Ça s’avère quand on pédale sur la piste cyclable du Canal de Beauharnois. Pas pour rien qu’on l’a baptisé le « parcours au fil de l’eau ». Ce parcours intermédiaire porte son nom grâce à la partie du trajet de 25 kilomètres longeant le magnifique canal, traversant le Parc régional de Beauharnois-Salaberry. La piste est bordée d’arbres matures et de champs à perte de vue dans cette région du Québec connue pour son relief plat. 

Elle est très large et, malgré de nombreuses fissures, le revêtement offre un bon confort de roulement.
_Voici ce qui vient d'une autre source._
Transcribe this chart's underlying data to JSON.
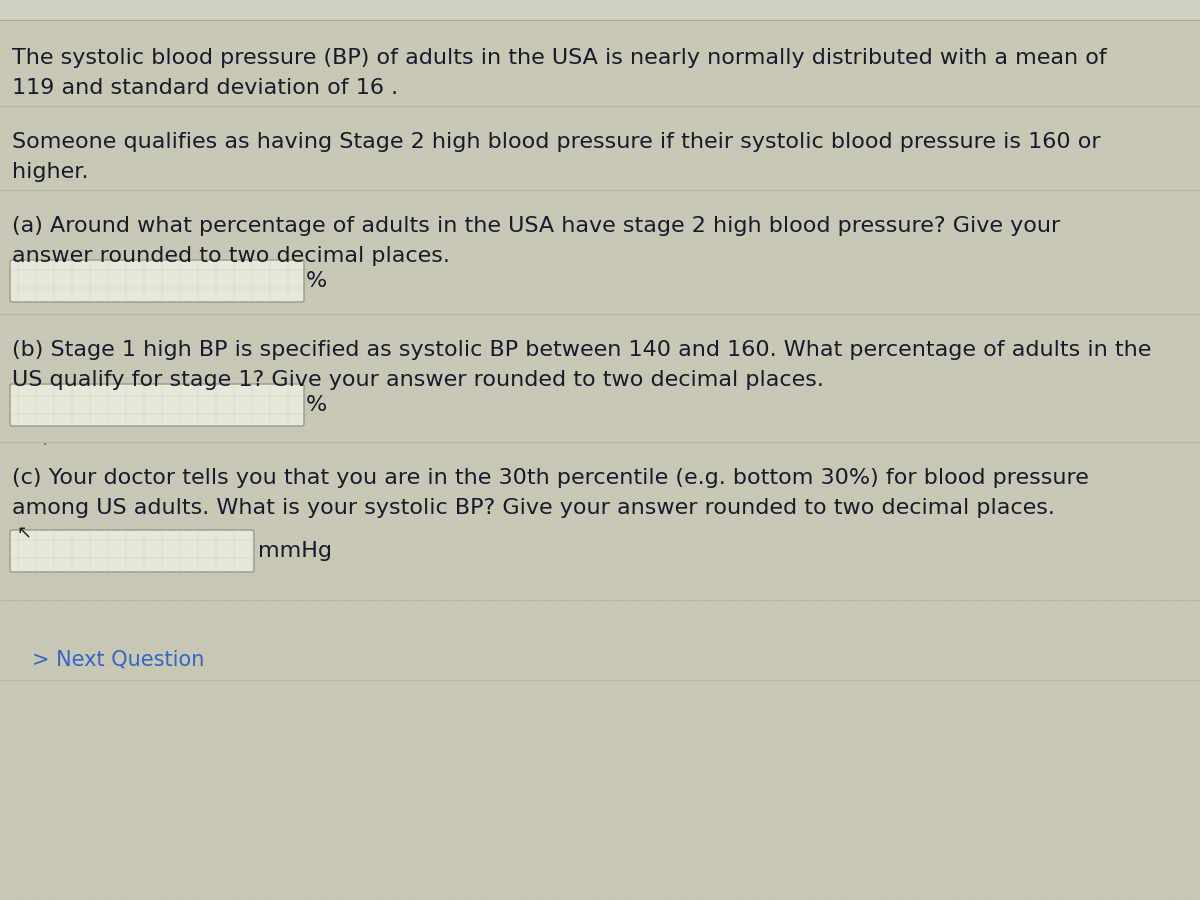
{
  "background_color": "#c8c8b4",
  "text_color": "#1a1a2e",
  "font_size_body": 16,
  "para1_line1": "The systolic blood pressure (BP) of adults in the USA is nearly normally distributed with a mean of",
  "para1_line2": "119 and standard deviation of 16 .",
  "para2_line1": "Someone qualifies as having Stage 2 high blood pressure if their systolic blood pressure is 160 or",
  "para2_line2": "higher.",
  "qa_line1": "(a) Around what percentage of adults in the USA have stage 2 high blood pressure? Give your",
  "qa_line2": "answer rounded to two decimal places.",
  "qa_unit": "%",
  "qb_line1": "(b) Stage 1 high BP is specified as systolic BP between 140 and 160. What percentage of adults in the",
  "qb_line2": "US qualify for stage 1? Give your answer rounded to two decimal places.",
  "qb_unit": "%",
  "qc_line1": "(c) Your doctor tells you that you are in the 30th percentile (e.g. bottom 30%) for blood pressure",
  "qc_line2": "among US adults. What is your systolic BP? Give your answer rounded to two decimal places.",
  "qc_unit": "mmHg",
  "next_button": "> Next Question",
  "input_box_color": "#e8e8d8",
  "input_box_border": "#999988",
  "grid_line_color": "#b8b8a4",
  "separator_color": "#b0b09a",
  "next_color": "#3366cc"
}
On a prévu des aires de pique-nique et des haltes d’interprétations en abondance. Facile de trouver un endroit pour s’assoir au bord de l’eau, retirer ses souliers, ses bas pour relaxer et une pause dans son itinéraire. Il est possible de voir passer de gros navires empruntant cette voie de navigation. 
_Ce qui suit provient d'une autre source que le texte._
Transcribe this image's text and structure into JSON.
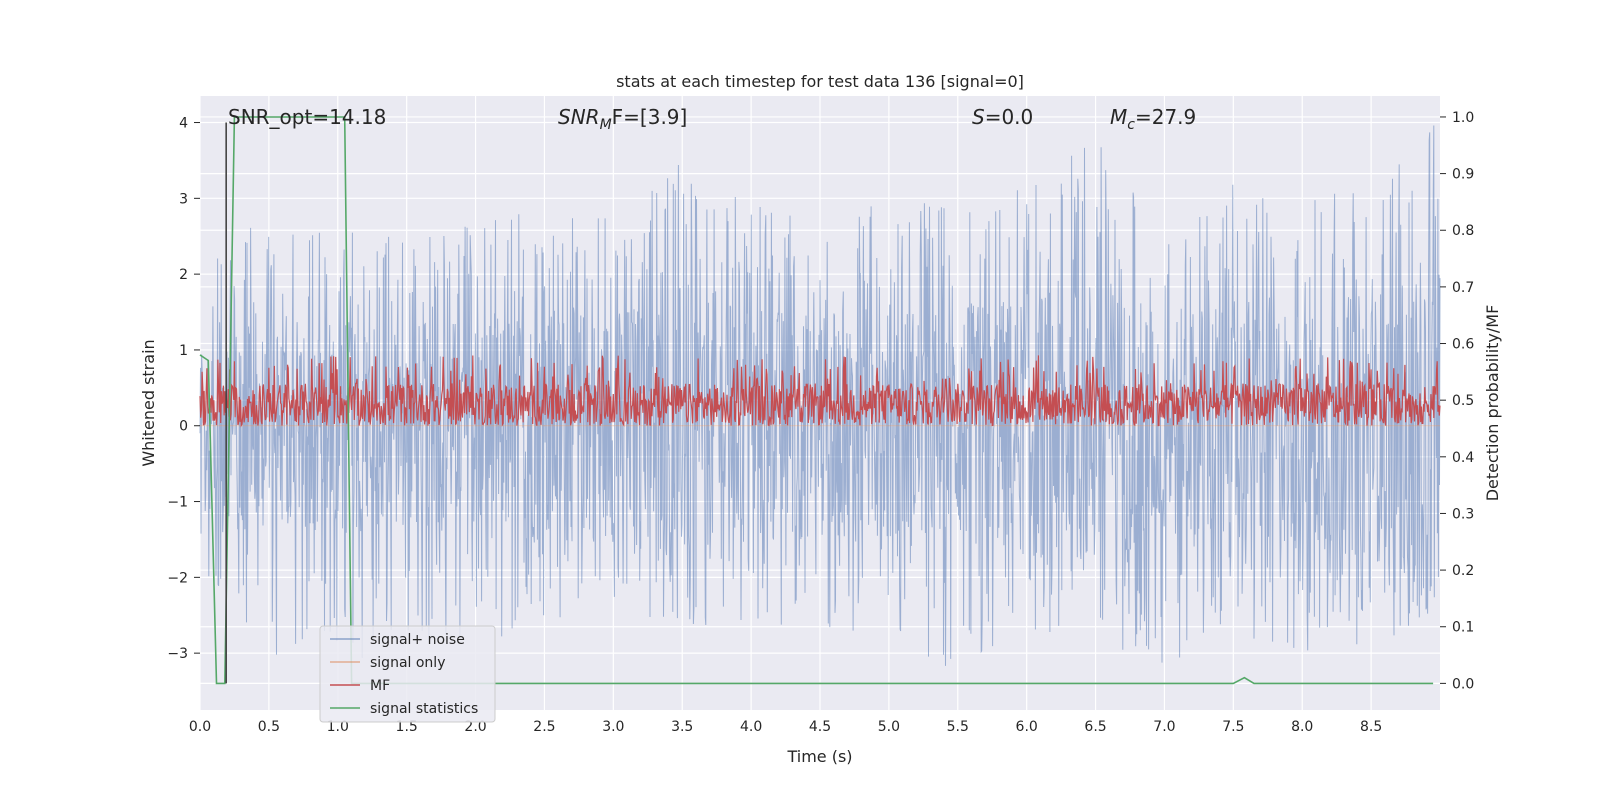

Pour les repas, c’est le désert le long de la piste. Vaut mieux prévoir le sandwich au pain brun.

C’est plus simple pour trouver des espaces de stationnement à proximité du sentier. Le plus facile d’accès est certainement celui situé près de la centrale électrique de Beauharnois, à l’intersection des routes 132 et 236. Très impressionnante cette géante qui avale chaque seconde le volume d’eau qui correspond à trois piscines olympiques.

On vous expliquera tout cela lors d’une visite guidée gratuite de 90 minutes. Pratique en cas de pluie ou pour une pause dans votre séjour d’une fin de semaine.
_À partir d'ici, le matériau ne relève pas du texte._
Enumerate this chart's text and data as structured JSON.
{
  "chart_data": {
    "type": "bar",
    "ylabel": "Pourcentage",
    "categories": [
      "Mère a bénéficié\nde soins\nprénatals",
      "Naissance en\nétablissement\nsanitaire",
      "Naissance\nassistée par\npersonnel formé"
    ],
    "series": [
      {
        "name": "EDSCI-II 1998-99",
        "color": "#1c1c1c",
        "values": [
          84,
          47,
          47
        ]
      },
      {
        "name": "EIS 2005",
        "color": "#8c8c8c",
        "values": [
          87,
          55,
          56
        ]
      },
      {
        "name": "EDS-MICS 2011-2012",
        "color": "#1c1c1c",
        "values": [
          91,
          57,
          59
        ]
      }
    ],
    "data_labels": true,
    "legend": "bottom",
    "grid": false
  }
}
L’autre piste cyclable jumelle longe un autre canal, celui de Soulanges.  Celle-ci fait 35 km, totalement asphaltée à partir de Pointe-des-Cascades jusqu’à Rivière-Beaudette, non loin de la Waterfront Trail ontarienne.

On vous incite à utiliser le stationnement gratuit situé dans la courbe de la route 338 et devant l’église de Pointe-des-Cascades.

À partir de Beauharnois, on peut aussi rouler sur une autre piste qui se rend à Sainte-Martine. On emprunte pour se faire une passerelle pour vélo qui enjambe l’autoroute 30. 

Si on prévoit aller d’une piste à l’autre, vaut mieux se déplacer en voiture. Les liens se font via de grandes routes, comme la 132, et il peut être périlleux de s’y présenter en vélo quand on est moins à l’aise.  

On peut aussi monter à bord de navettes fluviales pour aller d’une rive à l’autre. Le gros luxe quoi! 

Mon truc du dimanche : 

Non, il n’est pas obligatoire de porter un casque à vélo. C’est fortement recommandé. Je suis un peu déçu de constater qu’on semble délaisser de plus en plus cet équipement pourtant primordial sur nos pistes cyclables. Même pour des enfants! Un peu de sensibilisation ne ferait pas tort.

Du lundi au dimanche:

Le 15 juin, c’est le Défi Félix à Sherbrooke. L’événement qui en sera à sa neuvième édition fait un virage vélo cette année. Une programmation est centrée autour du vélo et de ses différentes pratiques : vélo de route, « gravel bike », vélo de montagne, vélo urbain, BMX et cyclo-cross. Depuis maintenant neuf ans, le Défi Félix Deslauriers amasse des fonds au profit du Programme à Félix, de la Fondation québécoise du cancer, plus spécifiquement pour les jeunes de 15 à 39 ans. Depuis 2010, c’est une somme de 304 000 $ qui a été amassée.